Banks will struggle to adapt by two-year Brexit deadline, AFME warns
Banks will need at least five years to "effectively" prepare for Britain's divorce from the EU and will struggle to adapt by the 2019 negotiation deadline, a financial lobby group has warned.
The Association for Financial Markets in Europe (AFME), which represents wholesale banking interests and lobbies on the behalf of members including Goldman Sachs, Morgan Stanley and Barclays, said that services will be at risk without some sort of transitional agreement.
"Europe's key economic sectors currently have little clarity on the scale, scope and timescale of the eventual Brexit deal. The process is likely to be particularly challenging in wholesale banking, given the high concentration of Europe's market capacity in the UK and the high share of cross-border business currently conducted from a UK base," the AFME paper said.
"Affected market participants and supervisors will clearly need more time to prepare effectively for Brexit than the two years provided for by the Article 50 process."
It cited a study conducted for the lobby group by PwC which suggests that "a further three years will be required to adapt" following the completion of the two-year negotiation period, adding that it will be "vital" to give an early indication of whether a transitional arrangement can be struck as part of exit negotiation.
The lobby group is pushing for a two-phase process which includes a short-term "bridging period" that will run until a new trade deal is struck between the UK and EU, followed by an "adaptation period" that would allow for "phased adjustment" to the new trade deal.
The report's recommendations work under the assumption of a hard Brexit, after Theresa May confirmed that the UK will give up access to the single market.
The move will effectively revoke passporting rights that allow financial services to conduct business across the block without applying for separate licenses.

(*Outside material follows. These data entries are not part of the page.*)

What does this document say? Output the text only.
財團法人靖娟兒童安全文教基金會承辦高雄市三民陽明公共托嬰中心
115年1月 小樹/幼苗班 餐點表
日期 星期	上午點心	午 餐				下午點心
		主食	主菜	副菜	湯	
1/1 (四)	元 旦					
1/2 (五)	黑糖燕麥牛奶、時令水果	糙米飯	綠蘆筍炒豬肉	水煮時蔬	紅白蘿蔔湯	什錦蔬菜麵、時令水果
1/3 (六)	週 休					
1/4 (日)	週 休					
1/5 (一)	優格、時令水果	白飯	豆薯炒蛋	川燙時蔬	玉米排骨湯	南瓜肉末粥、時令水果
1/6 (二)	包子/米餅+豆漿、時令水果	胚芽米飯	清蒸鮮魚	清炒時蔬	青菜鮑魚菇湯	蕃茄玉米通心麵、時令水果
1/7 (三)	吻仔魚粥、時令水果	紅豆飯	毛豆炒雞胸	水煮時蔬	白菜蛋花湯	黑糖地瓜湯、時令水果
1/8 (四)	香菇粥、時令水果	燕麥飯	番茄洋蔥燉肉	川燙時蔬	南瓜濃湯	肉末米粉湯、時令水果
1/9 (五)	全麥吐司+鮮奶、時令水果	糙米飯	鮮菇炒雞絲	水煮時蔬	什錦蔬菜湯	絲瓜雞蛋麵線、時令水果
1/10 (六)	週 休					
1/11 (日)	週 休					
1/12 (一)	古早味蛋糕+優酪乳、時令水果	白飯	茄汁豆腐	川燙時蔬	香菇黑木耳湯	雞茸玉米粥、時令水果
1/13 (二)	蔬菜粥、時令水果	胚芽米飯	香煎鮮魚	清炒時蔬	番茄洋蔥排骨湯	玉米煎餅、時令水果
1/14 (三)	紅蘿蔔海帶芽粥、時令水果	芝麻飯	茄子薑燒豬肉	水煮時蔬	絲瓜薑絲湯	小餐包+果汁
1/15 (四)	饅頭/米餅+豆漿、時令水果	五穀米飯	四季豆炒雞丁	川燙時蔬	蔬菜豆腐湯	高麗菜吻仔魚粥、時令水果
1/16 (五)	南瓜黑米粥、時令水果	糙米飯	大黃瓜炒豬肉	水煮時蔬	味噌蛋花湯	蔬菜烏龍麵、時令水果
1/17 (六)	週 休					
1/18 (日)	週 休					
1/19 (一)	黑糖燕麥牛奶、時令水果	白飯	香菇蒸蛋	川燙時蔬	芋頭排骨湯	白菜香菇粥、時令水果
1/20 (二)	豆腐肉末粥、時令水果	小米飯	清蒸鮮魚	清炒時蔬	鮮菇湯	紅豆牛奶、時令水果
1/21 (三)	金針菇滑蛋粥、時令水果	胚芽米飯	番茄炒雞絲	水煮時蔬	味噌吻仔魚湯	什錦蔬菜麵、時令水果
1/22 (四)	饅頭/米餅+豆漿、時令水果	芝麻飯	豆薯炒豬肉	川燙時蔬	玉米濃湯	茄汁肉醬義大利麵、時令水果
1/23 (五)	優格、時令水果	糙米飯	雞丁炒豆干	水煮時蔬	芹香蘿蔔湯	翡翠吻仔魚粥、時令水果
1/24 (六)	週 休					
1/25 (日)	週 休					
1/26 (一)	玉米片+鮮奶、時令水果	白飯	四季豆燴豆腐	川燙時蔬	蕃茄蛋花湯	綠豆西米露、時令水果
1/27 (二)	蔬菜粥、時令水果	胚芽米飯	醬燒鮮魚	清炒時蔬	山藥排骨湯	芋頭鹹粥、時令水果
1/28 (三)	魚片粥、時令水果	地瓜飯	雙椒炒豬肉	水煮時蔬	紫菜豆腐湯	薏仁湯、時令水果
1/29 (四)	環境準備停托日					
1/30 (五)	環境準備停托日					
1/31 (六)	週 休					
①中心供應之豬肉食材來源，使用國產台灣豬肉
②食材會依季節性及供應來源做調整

AFME chief executive Simon Lewis said: "Financial stability and market efficiency must be safeguarded during the Brexit implementation process and thereafter. These are essential 'public goods' for the European economy.
"Given the tight Brexit timescale dictated by Article 50, market participants and regulators are already having to consider important decisions amid considerable uncertainty."
HSBC is on course to move 1,000 jobs from its London office to France where it already has a full service universal bank after buying up Credit Commercial de France in 2002, while insurance giant AIG announced that it would shift a string of executives from London to head-up its own new EU site in Luxembourg.
Insurance market Lloyd's of London also announced last week that it would be setting up a subsidiary in Brussels to secure its EU business.
The AFME report said policymakers need to stay in close contact with businesses that are drawing up relocation plans to make sure that financial market activities continue without disruption.
"Banks which currently use the UK as a hub generate around 60% of total capital markets revenues in the EU, but have an estimated four-year transformation period ahead," it said.
"With an inadequate implementation period, part of the market capacity which these banks provide could be at risk," the report added, meaning that banks could struggle to offer the same level of support for services like trading in derivatives, foreign exchange, stocks and bonds.